Как же я боялся тогда, в первый день войны, что не поспею на этот кровавый пир, как переживал, что со дня на день чеченец будет разбит. Откуда же мне было знать, что пройдут целые месяцы и годы, а всё также будет течь кровь и будут готовиться к своему новоселью всё новые и новые гробы. И что десятилетний этот юбилей мне придется встречать там, в Чечне, на одном посту с бывшими своими врагами — боевиками, перешедшими на нашу сторону. Что еще позже, в тот темный вечер, подгоняемые страхом, мы будем вдвоем бежать по грязной улице Грозного и прятаться в затопленных канавах от случайных выстрелов и встречных машин. Что, в конце концов, я отрекусь от самого себя, и много раз пожалею, что когда-то обманул судьбу.
…Чеченская. Когда же она добралась до моего дома?
Наверное, это случилось еще в конце восьмидесятых — в начале девяностых. Случилось там, на лопающемся от старости диване, где у деревянной коробки черно-белого телевизора, заставал меня каждый новый вечер. Нужно было делать уроки, готовить поделки на школьные выставки, рисовать в классную газету, играть во дворе, а я не уходил от экрана. Потому что не мог оторваться от вида крови. Там был Карабах, Ош, Фергана, Баку, Вильнюс, Осетия, был еще не разваленный Грозный. Там еще держался на ногах, поползший по швам Советский Союз. А я — немощный зритель — сидел со стаканом чая рядом с этой картиной, смотрел и переживал, как гибнет великая наша Родина. Не отводил глаз от захватывающего этого зрелища и ничего не мог поделать. Смотрел и не верил ни в какую там демократию и светлое будущее нашей страны. Я представлял себя Иваном Грозным, Петром Великим, Сталиным и беспощадной рукой душил народные волнения, отбирал суверенитеты, размазывал танками по асфальту августовских защитников Белого Дома… А втихаря собирался на новую гражданскую войну. И, поглядывая на кирзовые сапоги отца, всегда жалел, что до их размера у меня не доросли ноги, а собственные мои сандалии уже полопались и стоптались. То, что отец отдаст мне сапоги, я ни разу не сомневался. Отдаст и старую дедовскую винтовку «тозовку». Он уже стар, ему давно за тридцать, ему не воевать. Он останется дома присматривать за семьей.

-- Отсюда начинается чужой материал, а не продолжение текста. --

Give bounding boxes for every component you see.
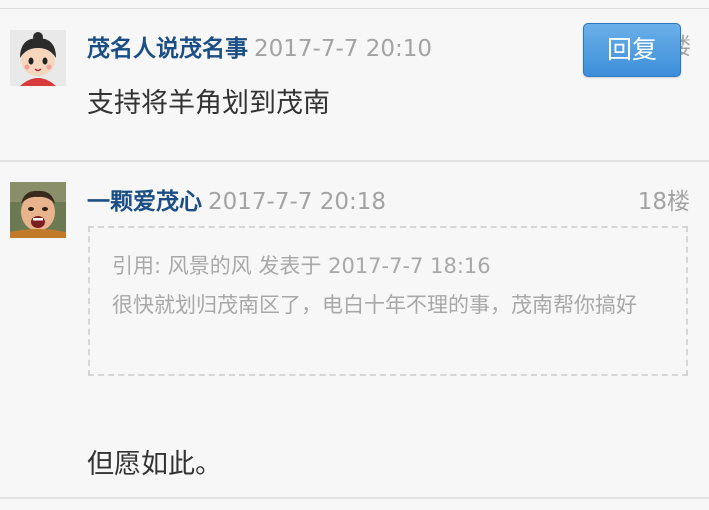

Господи, сколько же мне было лет?!. Десять-одиннадцать.
Тогда это казалось такой легкой наукой — быть беспощадным, не бояться крови, ненавидеть и мстить. Тогда было таким заманчивым взять в руки оружие и стрелять в кого пожелает душа. Это было такой сладкой мечтой — воевать. И она одна, эта мечта, делала меня совсем взрослым. Я ведь еще ничего не знал.
Чеченская…
Ей суждено было начаться, когда на первые митинги Грозного вынесли первые лозунги о ненависти к Москве и русским. Еще до того, как прозвучал первый выстрел. До того, как потянулись оттуда первые караваны беженцев. Первые тысячи…
Они были так похожи, эти беженцы с разных уголков страны. Даже к нам, в глухую деревню сибирской тайги дошли они, гонимые несчастьями семьи. Хоть и не с Чечни, а с Киргизии и Таджикистана. Они не были русскими. Но есть ли национальность у человеческого горя?

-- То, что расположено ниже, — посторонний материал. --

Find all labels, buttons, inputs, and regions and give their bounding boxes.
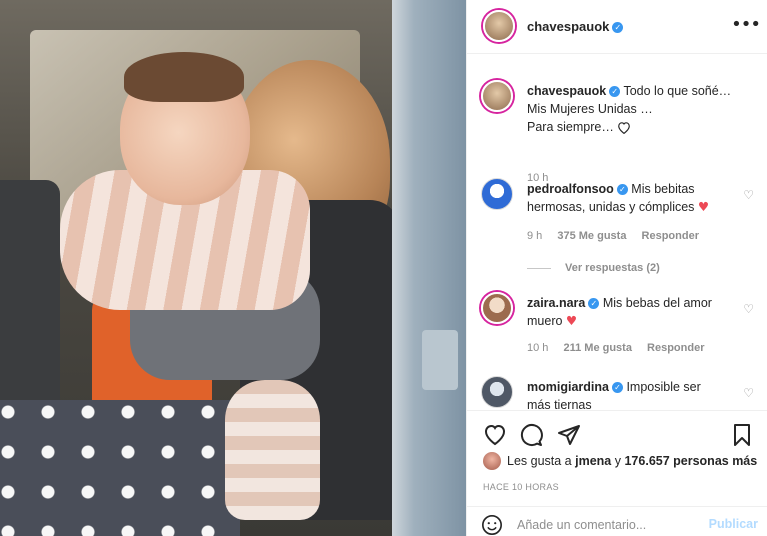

Может, кто-то не видел этого, не знал или уже забыл. Но мне запомнились не жуткие рассказы этих людей, а та растерянность, что не покидала их лиц и через несколько месяцев после изгнания, побитый их вид, осторожную речь, нетвердую их походку. Как будто и среди нас их не оставляли враги. Как будто и в нашей тихой деревне к ним среди бела дня могли безнаказанно прийти ограбить, избить, искалечить, убить. Все они уехали, не прожив у нас больше года.
Что же так преследовало их? Какой же необъяснимый страх, какого не знали мы, гнал и гнал их с каждого места?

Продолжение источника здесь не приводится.